Gökdelenleri biz yükseltiyoruz, tünelleri biz açıyor, kömürün bağrına biz kazma vuruyoruz. Bir düşünün! İşçiler bir gün çalışmazsa ne olur?
Onca emek harcıyor ve ömrümüzü tüketiyoruz, ama yoksulluk koşullarında yine biz yaşıyoruz. Neden?
Türkiye’de 7 milyon işçi asgari ücretle çalışıyor. Milyonlarcası ise asgari ücretin biraz üzerinde ücret alıyor.
Neden tüm yaşamı üreten işçiler bu sefalet ücretine veya 50 ilâ 100 lira fazlasına çalıştırılıyor?
10 milyondan fazla işçinin sigortası yok. Neden?
Sadece ücretlerimiz düşük değil; iş saatlerimiz de alabildiğine uzun ve çalışma koşullarımız ağır. Pek çok işyerinde işgünü 12 ve hatta 14 saate çıkartılmış durumda. İki ve hatta üç kişinin yapacağı işi tek başımıza yapıyoruz.
Cumartesi-Pazar demeden çalışıyoruz. Üstelik çay ve yemek molaları da çalışma süresinden sayılmıyor.
Neden iş saatleri bu kadar uzun? Biz işçiler insan değil miyiz? İşçilerin daha fazla dinlenmeye, ailelerini görmeye, sevdikleriyle zaman geçirmeye, sosyal faaliyetlere katılmaya hakkı yok mu? Biz işçiler birer makine miyiz?
Eski dönemlerde köle sahipleri, kölelerini insan yerine koymaz ve onlara “konuşan makine” derlermiş.
Zengin edip lükse boğduğumuz arsız patronların davranışları da farklı değil. Onların gözünde biz işçilerin zerre kadar önemi yok. Meselâ her ay 150’den fazla işçinin iş kazası geçirip ölmesi, patronlar için önemsiz bir ayrıntıdır.
Patronlara göre önemli olan daha fazla üretmek, işçiyi iliğine kadar sömürmek ve kârını arttırmaktır. İşte patronların bu kâr tutkusu ya da açgözlülükleri her şeyin önüne geçmektedir.
Kardeşler!
Sermaye sahipleri, ücretleri düşürmek, iş saatlerini uzatmak, kadrolu çalışmayı ortadan kaldırmak ve sosyal haklara el koymak için taşeronlaştırma yöntemine başvuruyorlar.

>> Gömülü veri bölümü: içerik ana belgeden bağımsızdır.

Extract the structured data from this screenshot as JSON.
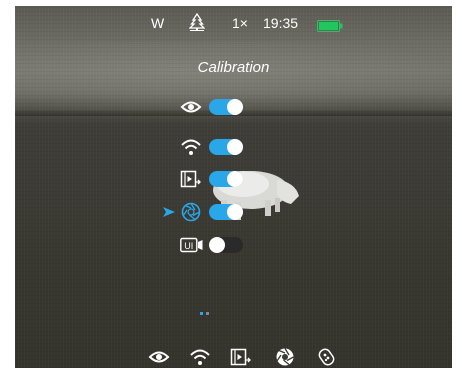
{
  "status_bar": {
    "mode": "W",
    "tree_icon": "tree-icon",
    "zoom": "1×",
    "time": "19:35",
    "battery_icon": "battery-icon",
    "battery_color": "#22c55e"
  },
  "menu": {
    "title": "Calibration",
    "selected_index": 3,
    "items": [
      {
        "icon": "eye-icon",
        "state": "on"
      },
      {
        "icon": "wifi-icon",
        "state": "on"
      },
      {
        "icon": "video-record-icon",
        "state": "on"
      },
      {
        "icon": "shutter-icon",
        "state": "on"
      },
      {
        "icon": "ui-camera-icon",
        "icon_text": "UI",
        "state": "off"
      }
    ]
  },
  "pager": {
    "pages": 2,
    "active": 1
  },
  "bottom_bar": {
    "icons": [
      "eye-icon",
      "wifi-icon",
      "video-record-icon",
      "shutter-icon",
      "remote-icon"
    ]
  },
  "colors": {
    "accent": "#29a7e8",
    "toggle_off": "#2a2a2a",
    "text": "#ffffff"
  }
}
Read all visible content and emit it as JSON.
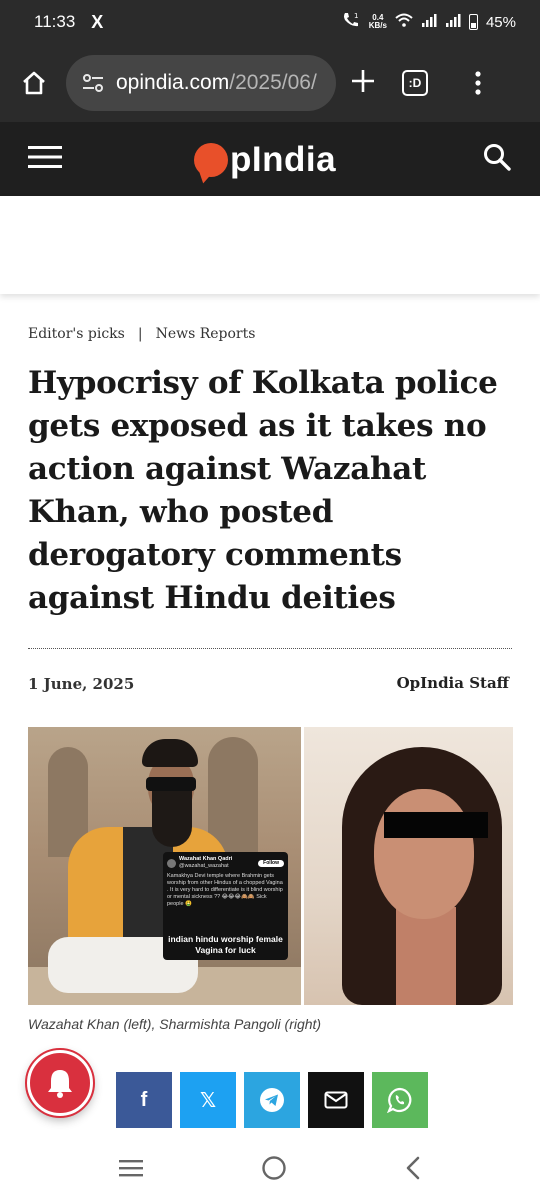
{
  "status_bar": {
    "time": "11:33",
    "app_icon": "X",
    "net_speed_value": "0.4",
    "net_speed_unit": "KB/s",
    "battery": "45%"
  },
  "browser": {
    "url_domain": "opindia.com",
    "url_path": "/2025/06/",
    "tabs_label": ":D"
  },
  "site": {
    "logo_text": "pIndia",
    "brand_color": "#e8502a"
  },
  "article": {
    "breadcrumbs": [
      "Editor's picks",
      "News Reports"
    ],
    "breadcrumb_separator": "|",
    "headline": "Hypocrisy of Kolkata police gets exposed as it takes no action against Wazahat Khan, who posted derogatory comments against Hindu deities",
    "date": "1 June, 2025",
    "author": "OpIndia Staff",
    "image_caption": "Wazahat Khan (left), Sharmishta Pangoli (right)",
    "embedded_tweet": {
      "name": "Wazahat Khan Qadri",
      "handle": "@wazahat_wazahat",
      "follow_label": "Follow",
      "text": "Kamakhya Devi temple where Brahmin gets worship from other Hindus of a chopped Vagina . It is very hard to differentiate is it blind worship or mental sickness ?? 😂😂😂🙈🙈 Sick people 🤮",
      "caption": "indian hindu worship female Vagina for luck"
    }
  },
  "share": {
    "facebook": "f",
    "x": "𝕏",
    "telegram": "telegram-icon",
    "email": "mail-icon",
    "whatsapp": "whatsapp-icon",
    "colors": {
      "facebook": "#3b5998",
      "x": "#1da1f2",
      "telegram": "#2ca5e0",
      "email": "#111111",
      "whatsapp": "#5cb85c",
      "notification": "#d9303e"
    }
  }
}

Taşeronluk sistemi her geçen gün çığ gibi büyüyor.
Taşeronluk özellikle AKP hükümeti döneminde alabildiğine yaygınlaştı. 2002’de AKP iktidara geldiğinde toplam taşeron işçi sayısı 400 bin civarındaydı. Şimdilerde bu sayı 2,5 milyona çıkmıştır.
Patronların istekleri doğrultusunda İş Yasasını yeniden düzenleyen AKP, taşeronluk dâhil esnek çalışma biçimlerini yasalaştırdı. Güvencesiz, kadrosuz ve kısa süreli çalışma biçimlerinin önünü açtı.
Geçmiş dönemde Türkiye’de işçiler örgütlüydüler; işte bu nedenle patronlar taşeronluk gibi uygulamalara cesaret edemiyorlardı.
Ancak ne zamanki işçilerin birliği ve örgütlülüğü zayıfladı, işte o zaman hükümetler ve patronlar işçilerin haklarına saldırmaya, taşeronluk sistemini uygulamaya başladılar. Ücretleri düşürdüler, kadrolu işçiliği ve sosyal hakları kaldırdılar, çalışma saatlerini uzattılar.
Kadrolu işçiliğin olmaması, işçilerin bir işyerinde uzun süre ve sigortalı olarak çalışmaması, sendikalara da büyük darbe vurdu, vuruyor.
Taşeronluk patronlar için son derece avantajlı bir sistemdir. İşi taşerona bırakan ana işverenler tüm sorumluluktan kurtuluyorlar. Meselâ devasa inşaat şirketlerinin patronları işi parçalara bölüp taşeronlara veriyorlar; işçiler iş kazalarında öldüğünde ise sorumluluğu kendi üzerlerinden atıyorlar.
Hızlı bir şekilde zenginleşmek isteyen taşeron patronları tüm maliyetlerden kısıyor, iş güvenliği önlemlerini almıyor, ücretleri düşürüyor ve iş saatlerini uzatıyorlar.
İş güvenliği önlemlerinin alınmaması iş kazalarına ve iş cinayetlerine neden oluyor. İşçi ölümlerinin özellikle taşeron işyerlerinde daha fazla olması bir tesadüf değil.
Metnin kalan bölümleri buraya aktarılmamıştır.